Publication year - 2017
Publication title -
journal of clinical pharmacy and therapeutics
Language(s) - English
Resource type - Journals
SCImago Journal Rank - 0.622
H-Index - 73
eISSN - 1365-2710
pISSN - 0269-4727
DOI - 10.1111/jcpt.12480
Subject(s) - tacrolimus , renal transplant , cyp3a5 , medicine , trough (economics) , pharmacology , urology , kidney transplant , kidney transplantation , transplantation , biology , genotype , genetics , gene , macroeconomics , economics
Summary What is known and objective Tacrolimus is a widely used immunosuppressive drug with marked pharmacokinetic variability partly due to CYP 3A5 polymorphism.

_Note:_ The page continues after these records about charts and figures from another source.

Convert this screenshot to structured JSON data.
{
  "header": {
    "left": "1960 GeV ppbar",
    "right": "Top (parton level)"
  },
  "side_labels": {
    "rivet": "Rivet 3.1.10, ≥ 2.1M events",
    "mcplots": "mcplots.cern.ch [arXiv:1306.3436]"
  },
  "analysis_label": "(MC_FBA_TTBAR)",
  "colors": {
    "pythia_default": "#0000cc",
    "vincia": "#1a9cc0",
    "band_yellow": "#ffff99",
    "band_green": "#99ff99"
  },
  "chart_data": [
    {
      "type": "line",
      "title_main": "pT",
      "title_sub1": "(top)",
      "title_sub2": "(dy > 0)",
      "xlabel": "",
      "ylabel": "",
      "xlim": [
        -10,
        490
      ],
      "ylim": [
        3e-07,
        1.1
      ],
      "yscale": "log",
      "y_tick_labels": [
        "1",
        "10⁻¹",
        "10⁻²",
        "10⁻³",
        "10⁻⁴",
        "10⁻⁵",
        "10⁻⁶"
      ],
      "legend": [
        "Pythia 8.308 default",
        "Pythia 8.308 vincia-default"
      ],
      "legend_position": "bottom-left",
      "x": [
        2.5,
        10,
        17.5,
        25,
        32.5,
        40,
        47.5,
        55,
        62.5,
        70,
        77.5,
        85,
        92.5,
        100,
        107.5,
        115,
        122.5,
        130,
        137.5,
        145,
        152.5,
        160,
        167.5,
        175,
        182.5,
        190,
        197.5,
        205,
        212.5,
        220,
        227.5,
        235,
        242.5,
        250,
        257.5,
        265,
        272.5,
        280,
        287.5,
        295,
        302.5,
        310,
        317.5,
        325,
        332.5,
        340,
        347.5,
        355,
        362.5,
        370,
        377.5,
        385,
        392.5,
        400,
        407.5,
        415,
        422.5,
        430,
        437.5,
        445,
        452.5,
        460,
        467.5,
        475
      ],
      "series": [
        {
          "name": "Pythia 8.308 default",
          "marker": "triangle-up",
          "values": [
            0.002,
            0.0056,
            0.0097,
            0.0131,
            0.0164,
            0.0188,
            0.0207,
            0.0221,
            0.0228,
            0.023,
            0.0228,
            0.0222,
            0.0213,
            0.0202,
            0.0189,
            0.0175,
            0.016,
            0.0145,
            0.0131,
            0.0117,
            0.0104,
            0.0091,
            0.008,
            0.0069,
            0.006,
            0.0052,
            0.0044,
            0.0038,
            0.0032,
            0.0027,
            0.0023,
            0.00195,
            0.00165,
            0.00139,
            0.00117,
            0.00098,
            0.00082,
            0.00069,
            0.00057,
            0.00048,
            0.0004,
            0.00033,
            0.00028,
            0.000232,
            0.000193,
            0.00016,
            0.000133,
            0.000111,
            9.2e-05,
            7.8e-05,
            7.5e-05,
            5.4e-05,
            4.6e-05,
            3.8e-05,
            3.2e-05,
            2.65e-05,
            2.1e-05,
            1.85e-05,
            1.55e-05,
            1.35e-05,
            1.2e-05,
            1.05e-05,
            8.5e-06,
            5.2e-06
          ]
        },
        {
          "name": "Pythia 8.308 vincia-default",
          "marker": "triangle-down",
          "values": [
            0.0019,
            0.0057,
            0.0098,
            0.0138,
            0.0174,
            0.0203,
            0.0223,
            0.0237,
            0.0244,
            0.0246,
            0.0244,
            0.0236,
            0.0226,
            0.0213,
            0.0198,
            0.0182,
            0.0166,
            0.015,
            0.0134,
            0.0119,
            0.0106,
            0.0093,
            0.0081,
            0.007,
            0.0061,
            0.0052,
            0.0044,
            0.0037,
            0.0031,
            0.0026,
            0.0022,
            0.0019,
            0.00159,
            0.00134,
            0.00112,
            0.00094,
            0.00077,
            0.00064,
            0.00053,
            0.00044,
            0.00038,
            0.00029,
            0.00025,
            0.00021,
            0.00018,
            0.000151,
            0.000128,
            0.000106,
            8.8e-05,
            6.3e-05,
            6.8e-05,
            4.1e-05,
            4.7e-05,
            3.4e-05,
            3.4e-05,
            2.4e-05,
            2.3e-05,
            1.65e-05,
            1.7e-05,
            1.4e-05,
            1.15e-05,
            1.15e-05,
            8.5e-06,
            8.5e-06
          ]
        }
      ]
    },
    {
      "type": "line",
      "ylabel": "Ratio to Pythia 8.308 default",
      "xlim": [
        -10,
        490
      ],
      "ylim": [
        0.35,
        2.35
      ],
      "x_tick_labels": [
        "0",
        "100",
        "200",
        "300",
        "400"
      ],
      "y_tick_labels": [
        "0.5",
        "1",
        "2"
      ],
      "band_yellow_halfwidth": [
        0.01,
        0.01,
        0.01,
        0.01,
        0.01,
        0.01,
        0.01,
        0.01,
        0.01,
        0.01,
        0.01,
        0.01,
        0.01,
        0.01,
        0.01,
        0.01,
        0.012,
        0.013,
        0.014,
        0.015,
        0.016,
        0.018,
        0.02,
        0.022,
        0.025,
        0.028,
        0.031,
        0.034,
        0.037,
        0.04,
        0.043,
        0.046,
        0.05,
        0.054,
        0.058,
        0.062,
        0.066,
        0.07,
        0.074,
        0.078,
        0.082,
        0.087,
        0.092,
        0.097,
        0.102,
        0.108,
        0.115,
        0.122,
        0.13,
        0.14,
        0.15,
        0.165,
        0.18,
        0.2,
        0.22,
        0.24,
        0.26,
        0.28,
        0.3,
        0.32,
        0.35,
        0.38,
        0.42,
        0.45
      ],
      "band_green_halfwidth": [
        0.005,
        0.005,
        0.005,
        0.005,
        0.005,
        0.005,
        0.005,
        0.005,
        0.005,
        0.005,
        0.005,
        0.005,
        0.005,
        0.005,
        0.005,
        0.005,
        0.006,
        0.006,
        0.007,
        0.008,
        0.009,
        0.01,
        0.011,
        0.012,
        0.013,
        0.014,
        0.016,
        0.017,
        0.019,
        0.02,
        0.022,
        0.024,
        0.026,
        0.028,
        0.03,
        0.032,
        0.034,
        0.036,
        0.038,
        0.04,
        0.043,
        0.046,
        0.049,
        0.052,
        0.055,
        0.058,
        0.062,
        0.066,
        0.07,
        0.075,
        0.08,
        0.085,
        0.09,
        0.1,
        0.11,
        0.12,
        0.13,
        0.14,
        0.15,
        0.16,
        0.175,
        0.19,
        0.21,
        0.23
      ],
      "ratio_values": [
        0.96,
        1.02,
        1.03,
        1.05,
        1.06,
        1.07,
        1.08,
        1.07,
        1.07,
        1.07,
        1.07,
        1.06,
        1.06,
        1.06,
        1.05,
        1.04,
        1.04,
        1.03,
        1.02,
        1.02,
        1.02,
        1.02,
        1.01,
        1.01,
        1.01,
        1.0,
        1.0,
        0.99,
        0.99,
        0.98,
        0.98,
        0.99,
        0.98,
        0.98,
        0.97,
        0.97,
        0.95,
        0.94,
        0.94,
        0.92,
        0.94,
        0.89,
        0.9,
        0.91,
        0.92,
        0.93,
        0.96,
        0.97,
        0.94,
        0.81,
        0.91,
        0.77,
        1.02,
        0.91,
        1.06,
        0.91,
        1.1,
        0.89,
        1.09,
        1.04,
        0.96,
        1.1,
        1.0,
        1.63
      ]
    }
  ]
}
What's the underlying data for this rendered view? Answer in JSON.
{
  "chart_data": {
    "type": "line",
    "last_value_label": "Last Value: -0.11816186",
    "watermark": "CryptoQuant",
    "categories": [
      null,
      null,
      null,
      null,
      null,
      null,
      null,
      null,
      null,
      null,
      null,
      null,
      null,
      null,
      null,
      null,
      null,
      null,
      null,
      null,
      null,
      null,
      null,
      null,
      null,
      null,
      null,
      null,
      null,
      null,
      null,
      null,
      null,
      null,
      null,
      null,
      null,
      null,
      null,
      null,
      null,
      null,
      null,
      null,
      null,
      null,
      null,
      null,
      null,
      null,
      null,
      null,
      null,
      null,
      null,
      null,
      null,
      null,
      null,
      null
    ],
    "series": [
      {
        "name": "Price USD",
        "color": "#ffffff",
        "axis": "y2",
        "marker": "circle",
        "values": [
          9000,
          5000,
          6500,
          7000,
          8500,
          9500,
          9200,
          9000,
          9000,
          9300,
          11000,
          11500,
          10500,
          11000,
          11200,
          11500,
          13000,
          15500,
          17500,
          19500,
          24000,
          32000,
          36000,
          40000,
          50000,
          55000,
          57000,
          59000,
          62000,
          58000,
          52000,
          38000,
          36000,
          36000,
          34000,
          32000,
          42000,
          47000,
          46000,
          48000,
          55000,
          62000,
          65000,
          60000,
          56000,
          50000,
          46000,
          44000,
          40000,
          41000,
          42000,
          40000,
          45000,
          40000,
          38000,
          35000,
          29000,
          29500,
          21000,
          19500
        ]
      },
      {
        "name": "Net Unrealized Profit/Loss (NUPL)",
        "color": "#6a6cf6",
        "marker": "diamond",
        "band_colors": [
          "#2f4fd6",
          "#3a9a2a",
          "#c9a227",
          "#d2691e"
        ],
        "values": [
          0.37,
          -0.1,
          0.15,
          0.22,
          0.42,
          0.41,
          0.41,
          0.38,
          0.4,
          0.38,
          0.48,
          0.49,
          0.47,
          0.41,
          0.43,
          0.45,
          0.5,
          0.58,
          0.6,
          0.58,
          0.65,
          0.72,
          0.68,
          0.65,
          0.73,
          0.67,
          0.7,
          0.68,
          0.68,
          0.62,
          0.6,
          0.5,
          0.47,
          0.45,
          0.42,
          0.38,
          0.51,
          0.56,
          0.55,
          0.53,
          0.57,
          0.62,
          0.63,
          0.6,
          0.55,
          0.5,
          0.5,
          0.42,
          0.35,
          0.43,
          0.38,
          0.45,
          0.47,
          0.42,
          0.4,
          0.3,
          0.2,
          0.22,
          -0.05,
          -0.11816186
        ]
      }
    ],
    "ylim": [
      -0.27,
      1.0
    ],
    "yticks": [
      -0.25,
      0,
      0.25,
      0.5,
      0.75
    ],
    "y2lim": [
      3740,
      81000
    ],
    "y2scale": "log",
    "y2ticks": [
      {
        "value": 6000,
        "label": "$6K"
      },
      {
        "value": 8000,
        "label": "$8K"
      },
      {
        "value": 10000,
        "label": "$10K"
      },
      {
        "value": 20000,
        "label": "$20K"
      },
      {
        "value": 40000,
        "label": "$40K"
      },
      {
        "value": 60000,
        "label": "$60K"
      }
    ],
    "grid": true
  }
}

Our study aimed to investigate the dynamic effects of CYP 3A5 genotypes on dose requirement and trough concentration ( C 0 ) of tacrolimus in renal transplant recipients. Methods A total of 194 Chinese renal transplant recipients received oral tacrolimus twice daily. Whole‐blood C 0 of tacrolimus were measured on the 3rd day, 7th day, 14th day, 1st month, 3rd month and 6th month post‐transplantation. CYP 3A5 genotypes were determined and the recipients were categorized as CYP 3A5 expressers ( CYP 3A5 *1 allele carriers) and non‐expressers (homozygous CYP 3A5 *3). The correlated serum creatinine, haematocrit and albumin were also detected. Results The allele frequencies for CYP 3A5 *1/*1, *1/*3 and *3/*3 were 7·7%, 44·8% and 47·4%, respectively. There were no significant variability in serum creatinine, haematocrit and albumin values between CYP 3A5 expressers and non‐expressers. Larger doses were administered to CYP 3A5 expressers than to non‐expressers after surgery except the initial dose. C 0 were much lower in CYP 3A5 expressers than in non‐expressers on the 3rd day, 7th day, 14th day and 1st month post‐transplantation ( P < 0·01); however, no significant differences were found on the 3rd and 6th months post‐transplantation. All of the dose‐adjusted C 0 in CYP 3A5 expressers were significantly lower than non‐expressers ( P < 0·01). Less of the recipients achieving target C 0 (4–8 ng/mL) were found in CYP 3A5 expressers than in non‐expressers after initial dose (35·7% vs. 50%). Meanwhile, CYP 3A5 non‐expressers were detected having higher C 0 (>8 ng/mL) during 3 months post‐transplantation. Besides, the proportions in the two groups both increased gradually over time and up to 91·8% and 94% on the 6th month, respectively. What is new and conclusion There are no significant differences in serum creatinine, haematocrit and albumin values between CYP 3A5 expressers and non‐expressers. CYP 3A5 expressers have decreased dose‐adjusted tacrolimus C 0 when compared to non‐expressers. Dose‐adjusted C 0 of tacrolimus increases in a time‐dependent manner in both groups.